蕭義知道自己多嘴,忙道:“是這樣的,大爺在老夫人房裡,現下要請大少奶奶趕緊過去一趟,還說要讓大少奶奶把九連環匣子拿過去。”

杜恆霜本不想去,但是聽說又要把那九連環匣子拿過去,倒是有了些興趣,暗忖不知道蕭士及在搗什麼鬼。

那九連環匣子機關重重,一旦外面用特殊的鎖頭鎖上,裡面的機關就起動了。就算有人拿到鑰匙把匣子打開,裡面的九曲連環也能讓人昏了頭。裝在裡面的東西,得要一層層把匣子拆了才能拿出來,所以叫九連環匣子,。這匣子是前朝有名的工匠打造,不知蕭士及從什麼地方弄來的,送給了杜恆霜。杜恆霜閑暇無事的時候,喜歡把這匣子拿來拆卸重裝,玩得很來勁兒。

“大爺為什麼要這匣子,你可知道?”杜恆霜一邊讓知畫去取匣子,一邊問蕭義。

蕭義確實不知道,老老實實搖頭道:“大爺做事一向神龍見首不見尾,小的不知呢。”

這馬屁拍的也太厲害了。

杜恆霜暗暗腹誹蕭義,從知畫手裡接過九連環匣子,帶着知畫和歐養娘,還有幾個健壯的婆子,跟着蕭義一起來到龍香葉住的上房。

杜恆霜還是第一次來到龍香葉住的院子。

進到正屋,蕭義不許知畫和歐養娘跟着,只讓杜恆霜一人跟他進去。

杜恆霜有些生疑,不肯一個人跟他走。

蕭義只好對裡屋大聲回報:“大爺,大少奶奶來了。”

過了一會兒,屋裡響起腳步聲,蕭士及掀開帘子,從梢間露了臉。

看見杜恆霜帶着齊膝的幕離,蕭士及的眼神黯了黯,走過來扶着杜恆霜的胳膊道:“先跟我進去再說。”
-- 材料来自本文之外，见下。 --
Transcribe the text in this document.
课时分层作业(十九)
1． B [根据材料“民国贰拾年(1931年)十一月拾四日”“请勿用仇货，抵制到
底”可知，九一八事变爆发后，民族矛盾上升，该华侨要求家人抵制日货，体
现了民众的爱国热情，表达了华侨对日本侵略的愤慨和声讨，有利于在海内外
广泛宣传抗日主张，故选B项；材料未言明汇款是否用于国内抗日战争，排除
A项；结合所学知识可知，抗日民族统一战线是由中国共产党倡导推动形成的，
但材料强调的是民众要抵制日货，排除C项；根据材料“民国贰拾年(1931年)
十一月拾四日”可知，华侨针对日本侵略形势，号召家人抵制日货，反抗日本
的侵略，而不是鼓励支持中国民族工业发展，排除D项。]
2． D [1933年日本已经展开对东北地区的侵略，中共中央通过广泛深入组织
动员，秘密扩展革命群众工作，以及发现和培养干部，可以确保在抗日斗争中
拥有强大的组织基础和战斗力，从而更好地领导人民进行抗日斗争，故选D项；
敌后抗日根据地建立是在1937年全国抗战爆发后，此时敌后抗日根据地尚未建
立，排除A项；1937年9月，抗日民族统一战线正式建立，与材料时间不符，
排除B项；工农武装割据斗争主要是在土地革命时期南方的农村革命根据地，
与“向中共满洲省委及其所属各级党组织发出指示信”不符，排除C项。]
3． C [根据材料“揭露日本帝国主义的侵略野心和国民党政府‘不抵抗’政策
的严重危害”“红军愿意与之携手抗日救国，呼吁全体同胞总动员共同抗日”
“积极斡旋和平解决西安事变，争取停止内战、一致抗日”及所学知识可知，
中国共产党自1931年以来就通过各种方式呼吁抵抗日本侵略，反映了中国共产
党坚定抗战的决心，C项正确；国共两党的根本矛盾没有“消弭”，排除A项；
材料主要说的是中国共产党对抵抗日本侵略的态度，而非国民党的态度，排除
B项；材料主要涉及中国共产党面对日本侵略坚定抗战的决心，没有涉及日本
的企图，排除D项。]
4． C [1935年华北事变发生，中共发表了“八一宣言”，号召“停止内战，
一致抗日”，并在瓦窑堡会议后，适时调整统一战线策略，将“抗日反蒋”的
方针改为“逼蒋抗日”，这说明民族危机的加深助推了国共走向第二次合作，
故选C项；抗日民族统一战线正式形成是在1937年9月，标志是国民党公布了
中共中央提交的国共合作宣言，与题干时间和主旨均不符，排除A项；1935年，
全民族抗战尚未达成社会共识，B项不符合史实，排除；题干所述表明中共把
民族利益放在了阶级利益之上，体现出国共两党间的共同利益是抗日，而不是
杜恆霜心軟,對着在旁邊伺候的知畫和歐養娘使了個眼色。

知畫會意點頭,讓杜恆霜放心進去。如果有不妥,她們會在外面照應的。

杜恆霜放了心,跟着蕭士及進到梢間,穿過暖閣,掀開雕花地罩的帘子,來到龍香葉的內室。

龍香葉站在她的大床邊上,離她不遠的地方,站着一個花枝招展的女人,看樣子像是媒婆。還有一個男人,站在離門口不遠的地方,對着龍香葉陪笑。

杜恆霜還是小時候見過蕭瑞生一次,早就不記得他的模樣了,徵詢地看向蕭士及。

蕭士及扶着她的胳膊,從蕭瑞生身邊走過,來到龍香葉不遠的地方站定,給杜恆霜介紹道:“這是二叔,我爹的親弟弟,你還記不記得?”

說起名字,她就記起來了。而且她也記起來,蕭士及一向不待見這個二叔,今日怎麼請到老夫人的內室來了?倒是有些蹊蹺。

蕭瑞生這才知道,這個戴着長長幕離的女子,就是蕭士及的新婚妻子,忙搶上一步,對杜恆霜打躬作揖,十分殷勤,倒是要百般討好一樣。

杜恆霜微微屈膝還禮,又見龍香葉倚在雕花拔步床的床沿柱子旁站着,不若往日氣定神閑地貴婦人作派,倒是一臉惶恐不安,杜恆霜更覺不對勁。

蕭士及就對龍香葉頷首道:“娘,那就這樣說定了。您改嫁給二叔做二房,我這就親自寫婚書,您和二叔畫押,大媒是現成的,可以馬上在婚書籤押。”

龍香葉是給蕭瑞生做二房,算不上明媒正娶的正室,又是二婚,無須三媒六聘等過大禮的程序。

兩人寫好婚書,再去官府上檔子,就生效了。

杜恆霜聽得心頭大奇,狐疑地透過淺灰色的輕紗幕離看向蕭士及,忍不住伸出手扯了扯他的袖子。